Des documents internes au Parti communiste chinois mettent en évidence une stratégie répressive planifiée au Tibet
mardi 15 juillet 2008 par Rédaction
Les numéros d’avril et mai du bulletin confidentiel "Xigang Tongxun" (Tibet Communications), destiné exclusivement aux responsables du Parti communiste chinois, révèlent que la Chine est engagée dans une série de mesures déjà décidées antérieurement pour accroître sa domination politique du Tibet.
Ce bulletin d’information dévoile que Zhang Qingli, Secrétaire du Parti au Tibet depuis 2006, avait planifié un programme de "ré-éducation" dans une note personnelle à l’attention d’autres membres du Parti Communiste. Cette prise de position montre clairement que les pourparlers (entre le gouvernement chinois et les représentants du Dalaï Lama) ne sont qu’un masque diplomatique pour cacher la politique réelle de la Chine. Ses discours, qui sont remarquablement francs et directs, montrent la réponse choisie par le gouvernement - dans un style de propagande typiquement marxiste-léniniste (voir ci-dessous) - en faveur d’une ré-éducation soutenue par les forces armées.

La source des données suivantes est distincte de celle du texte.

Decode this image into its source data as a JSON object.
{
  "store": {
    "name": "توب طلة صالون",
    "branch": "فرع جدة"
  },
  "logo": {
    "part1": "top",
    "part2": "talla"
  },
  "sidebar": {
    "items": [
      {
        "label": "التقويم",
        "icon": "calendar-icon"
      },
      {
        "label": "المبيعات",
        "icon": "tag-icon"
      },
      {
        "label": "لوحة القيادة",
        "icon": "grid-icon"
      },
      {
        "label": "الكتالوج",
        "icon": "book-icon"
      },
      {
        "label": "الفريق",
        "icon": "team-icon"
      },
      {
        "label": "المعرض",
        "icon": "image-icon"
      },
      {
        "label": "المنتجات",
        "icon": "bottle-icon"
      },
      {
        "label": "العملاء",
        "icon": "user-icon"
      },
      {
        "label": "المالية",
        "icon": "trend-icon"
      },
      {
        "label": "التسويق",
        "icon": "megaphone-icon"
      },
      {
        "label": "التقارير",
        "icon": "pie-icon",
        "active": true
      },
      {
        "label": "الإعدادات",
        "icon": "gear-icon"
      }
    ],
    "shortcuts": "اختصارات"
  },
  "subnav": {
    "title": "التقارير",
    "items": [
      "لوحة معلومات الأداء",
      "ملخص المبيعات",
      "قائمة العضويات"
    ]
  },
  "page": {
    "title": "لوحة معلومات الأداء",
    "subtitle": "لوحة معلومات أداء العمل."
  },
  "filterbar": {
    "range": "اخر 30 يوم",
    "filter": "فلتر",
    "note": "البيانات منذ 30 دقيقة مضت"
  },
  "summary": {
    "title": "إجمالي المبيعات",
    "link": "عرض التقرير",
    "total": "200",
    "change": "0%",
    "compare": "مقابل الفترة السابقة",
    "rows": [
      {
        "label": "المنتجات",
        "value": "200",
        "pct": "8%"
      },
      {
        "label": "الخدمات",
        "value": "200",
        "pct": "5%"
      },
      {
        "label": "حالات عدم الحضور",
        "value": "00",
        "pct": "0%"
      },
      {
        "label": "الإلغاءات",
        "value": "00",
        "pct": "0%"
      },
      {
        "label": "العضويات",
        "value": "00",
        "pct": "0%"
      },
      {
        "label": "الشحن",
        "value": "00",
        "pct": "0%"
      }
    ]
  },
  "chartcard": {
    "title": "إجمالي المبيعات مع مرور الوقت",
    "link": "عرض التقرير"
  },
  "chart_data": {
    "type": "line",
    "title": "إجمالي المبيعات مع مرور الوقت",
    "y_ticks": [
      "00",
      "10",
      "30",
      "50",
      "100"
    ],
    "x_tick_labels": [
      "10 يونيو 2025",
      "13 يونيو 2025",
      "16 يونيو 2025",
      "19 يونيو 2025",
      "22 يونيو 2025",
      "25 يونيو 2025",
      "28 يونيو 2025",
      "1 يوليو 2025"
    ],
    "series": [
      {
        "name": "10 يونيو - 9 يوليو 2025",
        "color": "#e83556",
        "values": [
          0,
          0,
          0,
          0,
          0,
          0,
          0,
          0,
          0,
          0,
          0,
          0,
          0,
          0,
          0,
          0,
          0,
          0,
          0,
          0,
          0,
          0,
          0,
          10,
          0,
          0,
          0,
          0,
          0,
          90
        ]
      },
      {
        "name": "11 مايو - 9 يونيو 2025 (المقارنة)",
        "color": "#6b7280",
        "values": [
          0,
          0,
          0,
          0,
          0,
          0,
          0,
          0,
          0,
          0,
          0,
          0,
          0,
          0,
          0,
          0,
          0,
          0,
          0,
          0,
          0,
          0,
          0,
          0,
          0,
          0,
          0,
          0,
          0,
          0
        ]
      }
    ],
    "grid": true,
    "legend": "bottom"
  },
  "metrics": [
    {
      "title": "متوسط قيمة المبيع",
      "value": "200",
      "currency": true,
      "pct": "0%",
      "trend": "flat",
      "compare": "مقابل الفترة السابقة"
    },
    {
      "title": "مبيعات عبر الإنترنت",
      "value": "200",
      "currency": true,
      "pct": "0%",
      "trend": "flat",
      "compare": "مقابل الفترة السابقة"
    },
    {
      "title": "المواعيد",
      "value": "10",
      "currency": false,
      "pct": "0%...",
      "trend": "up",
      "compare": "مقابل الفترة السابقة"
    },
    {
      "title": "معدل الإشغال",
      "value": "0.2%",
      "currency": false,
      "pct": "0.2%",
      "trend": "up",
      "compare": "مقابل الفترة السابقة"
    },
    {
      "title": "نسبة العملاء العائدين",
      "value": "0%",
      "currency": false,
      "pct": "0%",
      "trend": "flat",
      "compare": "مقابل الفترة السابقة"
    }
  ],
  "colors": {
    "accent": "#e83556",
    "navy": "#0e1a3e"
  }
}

Le responsable du Parti au Tibet sait avoir le soutien du Président Hu Jintao, qui avait écrasé la révolte à Lhassa en 1988-89 alors qu’il était à la tête du Parti communiste chinois au Tibet (de 1988 à 1992), mettant fin à une décennie d’ouverture politique menée par Hu Yaobang. Il sait aussi avoir le soutien du bureau politique à Pékin par son mentor Wang Lequan, un fonctionnaire qui a voué sa vie au Parti et qui dirigerait les politiques au Tibet et au Xinjiang voisin. Wang s’est décrit lui-même comme la cible n° 1 des terroristes en Chine.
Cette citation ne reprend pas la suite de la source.